Tax Identity Theft
A fraud in which a criminal uses a victim's personal information to file a false tax return or claim a refund, typically before the legitimate taxpayer does so.
Also known as: tax return fraud, refund fraud, HMRC identity fraud, IRS identity theft
Last reviewed: 1 June 2026
Tax identity theft — also called tax return fraud — occurs when a fraudster obtains a victim's name, tax identification number (National Insurance number in the UK, Social Security number in the US), and date of birth, then files a fraudulent tax return claiming a refund. The refund is directed to an account or address the criminal controls. When the real taxpayer later files their legitimate return, they discover one has already been submitted for that tax year.
The fraud can go undetected for months: tax authorities typically process returns on a first-come, first-served basis, and the fraudster aims to file early — often as soon as the tax year opens — before the genuine taxpayer. Victims face a prolonged resolution process: they must prove their identity, file a corrected return, and wait for the tax authority to investigate and reprocess, sometimes taking a year or more.

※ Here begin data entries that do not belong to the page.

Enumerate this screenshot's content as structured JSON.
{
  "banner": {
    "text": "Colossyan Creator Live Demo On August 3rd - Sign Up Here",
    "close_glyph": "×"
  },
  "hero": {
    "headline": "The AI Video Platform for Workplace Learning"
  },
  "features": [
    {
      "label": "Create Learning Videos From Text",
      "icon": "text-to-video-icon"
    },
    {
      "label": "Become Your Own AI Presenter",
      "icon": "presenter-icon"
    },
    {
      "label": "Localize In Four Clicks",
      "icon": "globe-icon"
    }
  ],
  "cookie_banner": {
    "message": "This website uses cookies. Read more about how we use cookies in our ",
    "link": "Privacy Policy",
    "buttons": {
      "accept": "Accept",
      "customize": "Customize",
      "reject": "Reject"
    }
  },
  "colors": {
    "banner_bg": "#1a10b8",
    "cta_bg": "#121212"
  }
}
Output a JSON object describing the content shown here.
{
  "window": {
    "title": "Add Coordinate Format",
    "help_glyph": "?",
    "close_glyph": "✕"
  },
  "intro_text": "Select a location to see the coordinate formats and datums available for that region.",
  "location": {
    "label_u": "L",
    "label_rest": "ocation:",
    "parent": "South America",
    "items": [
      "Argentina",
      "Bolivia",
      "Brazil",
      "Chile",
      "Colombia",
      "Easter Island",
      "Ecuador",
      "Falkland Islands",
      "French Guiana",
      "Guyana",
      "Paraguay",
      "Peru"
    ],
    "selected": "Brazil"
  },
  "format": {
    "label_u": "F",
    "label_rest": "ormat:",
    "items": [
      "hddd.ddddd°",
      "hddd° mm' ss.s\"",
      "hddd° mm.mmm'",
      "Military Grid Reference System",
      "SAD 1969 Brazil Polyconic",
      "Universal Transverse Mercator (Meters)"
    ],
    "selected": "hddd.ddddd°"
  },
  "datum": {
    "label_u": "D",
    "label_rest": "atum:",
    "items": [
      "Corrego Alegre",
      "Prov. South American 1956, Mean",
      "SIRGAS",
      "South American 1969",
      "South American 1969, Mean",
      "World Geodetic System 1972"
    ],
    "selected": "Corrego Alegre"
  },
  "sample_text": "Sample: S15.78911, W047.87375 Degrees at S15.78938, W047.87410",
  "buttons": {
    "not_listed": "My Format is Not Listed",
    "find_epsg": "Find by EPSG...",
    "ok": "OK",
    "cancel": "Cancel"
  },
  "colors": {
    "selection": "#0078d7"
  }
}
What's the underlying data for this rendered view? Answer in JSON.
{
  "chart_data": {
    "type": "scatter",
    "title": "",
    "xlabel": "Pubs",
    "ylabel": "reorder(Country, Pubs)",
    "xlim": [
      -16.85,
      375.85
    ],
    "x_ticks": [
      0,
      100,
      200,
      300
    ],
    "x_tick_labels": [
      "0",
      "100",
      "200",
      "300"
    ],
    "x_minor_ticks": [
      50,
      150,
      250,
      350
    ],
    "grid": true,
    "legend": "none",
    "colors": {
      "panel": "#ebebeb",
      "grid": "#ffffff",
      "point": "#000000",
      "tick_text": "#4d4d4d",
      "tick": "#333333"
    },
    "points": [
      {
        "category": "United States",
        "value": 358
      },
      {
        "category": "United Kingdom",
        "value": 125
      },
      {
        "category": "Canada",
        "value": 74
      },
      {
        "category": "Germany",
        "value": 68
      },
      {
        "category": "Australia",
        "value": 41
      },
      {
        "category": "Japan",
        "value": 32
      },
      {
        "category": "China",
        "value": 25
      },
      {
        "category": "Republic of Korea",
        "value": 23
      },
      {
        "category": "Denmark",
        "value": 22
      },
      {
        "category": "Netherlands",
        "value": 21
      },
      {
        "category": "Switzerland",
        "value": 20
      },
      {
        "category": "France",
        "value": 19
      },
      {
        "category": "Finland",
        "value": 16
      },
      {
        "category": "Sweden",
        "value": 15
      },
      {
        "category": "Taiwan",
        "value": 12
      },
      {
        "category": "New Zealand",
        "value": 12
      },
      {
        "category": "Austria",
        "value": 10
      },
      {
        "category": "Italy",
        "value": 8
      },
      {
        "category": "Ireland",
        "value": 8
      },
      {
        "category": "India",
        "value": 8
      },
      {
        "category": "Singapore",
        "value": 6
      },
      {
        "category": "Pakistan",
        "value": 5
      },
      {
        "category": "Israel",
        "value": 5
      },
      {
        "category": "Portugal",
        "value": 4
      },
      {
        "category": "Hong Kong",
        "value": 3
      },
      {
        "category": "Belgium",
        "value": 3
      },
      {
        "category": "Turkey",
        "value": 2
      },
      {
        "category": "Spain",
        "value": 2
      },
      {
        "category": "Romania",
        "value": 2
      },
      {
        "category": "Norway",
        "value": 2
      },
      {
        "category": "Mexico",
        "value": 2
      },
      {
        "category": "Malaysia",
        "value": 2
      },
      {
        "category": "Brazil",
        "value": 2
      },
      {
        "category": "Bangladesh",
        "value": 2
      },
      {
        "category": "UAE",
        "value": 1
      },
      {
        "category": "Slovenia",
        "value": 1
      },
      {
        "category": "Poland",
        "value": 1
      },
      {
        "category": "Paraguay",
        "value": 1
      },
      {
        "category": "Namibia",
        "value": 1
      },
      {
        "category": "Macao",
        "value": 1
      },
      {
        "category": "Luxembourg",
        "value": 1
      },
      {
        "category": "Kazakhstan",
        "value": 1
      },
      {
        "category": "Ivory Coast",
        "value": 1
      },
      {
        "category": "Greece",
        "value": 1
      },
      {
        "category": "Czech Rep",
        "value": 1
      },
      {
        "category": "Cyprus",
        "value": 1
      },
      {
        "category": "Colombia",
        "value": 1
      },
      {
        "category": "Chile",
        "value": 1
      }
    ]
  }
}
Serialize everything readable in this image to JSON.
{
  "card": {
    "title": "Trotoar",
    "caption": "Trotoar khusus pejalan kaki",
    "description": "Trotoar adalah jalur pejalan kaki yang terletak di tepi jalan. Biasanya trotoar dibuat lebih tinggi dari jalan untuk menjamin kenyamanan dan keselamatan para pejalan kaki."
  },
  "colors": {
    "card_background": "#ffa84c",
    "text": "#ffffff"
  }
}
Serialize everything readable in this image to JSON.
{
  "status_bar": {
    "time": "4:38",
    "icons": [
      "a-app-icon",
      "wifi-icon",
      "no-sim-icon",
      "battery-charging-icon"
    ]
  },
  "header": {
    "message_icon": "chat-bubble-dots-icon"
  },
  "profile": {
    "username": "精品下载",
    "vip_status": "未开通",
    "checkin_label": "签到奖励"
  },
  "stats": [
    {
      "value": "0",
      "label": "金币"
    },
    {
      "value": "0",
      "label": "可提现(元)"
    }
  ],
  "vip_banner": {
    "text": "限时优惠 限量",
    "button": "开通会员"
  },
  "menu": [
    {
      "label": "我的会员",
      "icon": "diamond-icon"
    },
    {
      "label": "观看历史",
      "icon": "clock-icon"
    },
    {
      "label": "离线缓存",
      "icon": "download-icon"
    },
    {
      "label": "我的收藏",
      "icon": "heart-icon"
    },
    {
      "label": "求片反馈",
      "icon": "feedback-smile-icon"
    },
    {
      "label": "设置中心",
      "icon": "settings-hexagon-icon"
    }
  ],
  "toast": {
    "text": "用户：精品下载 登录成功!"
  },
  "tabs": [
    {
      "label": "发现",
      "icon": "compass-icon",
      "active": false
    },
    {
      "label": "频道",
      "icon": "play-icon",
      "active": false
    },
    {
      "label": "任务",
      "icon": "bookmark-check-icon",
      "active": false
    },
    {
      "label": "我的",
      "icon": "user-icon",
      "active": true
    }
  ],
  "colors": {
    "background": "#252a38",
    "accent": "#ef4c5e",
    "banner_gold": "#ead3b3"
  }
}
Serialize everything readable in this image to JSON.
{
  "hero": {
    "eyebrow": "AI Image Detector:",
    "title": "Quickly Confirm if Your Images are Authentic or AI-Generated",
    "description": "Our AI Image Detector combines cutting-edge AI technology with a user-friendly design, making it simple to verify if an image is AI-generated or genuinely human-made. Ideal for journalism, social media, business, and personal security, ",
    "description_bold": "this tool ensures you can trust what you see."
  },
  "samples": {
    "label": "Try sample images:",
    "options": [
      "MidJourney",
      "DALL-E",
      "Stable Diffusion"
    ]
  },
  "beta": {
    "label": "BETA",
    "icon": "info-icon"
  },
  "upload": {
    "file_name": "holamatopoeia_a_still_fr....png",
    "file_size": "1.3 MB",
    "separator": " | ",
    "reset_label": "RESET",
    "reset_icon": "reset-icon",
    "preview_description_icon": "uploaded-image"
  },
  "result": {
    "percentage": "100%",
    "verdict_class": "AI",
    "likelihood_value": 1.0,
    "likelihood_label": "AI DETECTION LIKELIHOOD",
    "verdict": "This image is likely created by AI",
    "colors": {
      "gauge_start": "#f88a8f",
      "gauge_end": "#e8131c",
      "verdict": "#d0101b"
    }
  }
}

Tax identity theft also extends to employment tax fraud, where a criminal uses a victim's details to gain employment or claim earned-income tax credits. Protective measures include filing tax returns early, using identity protection PINs where available, monitoring for unexpected tax correspondence, and using secure, shredded disposal of all tax documents.
Examples
- A victim tries to file their annual tax return online and receives an error stating a return has already been filed for that tax year under their National Insurance number — a fraudster had already claimed a refund months earlier.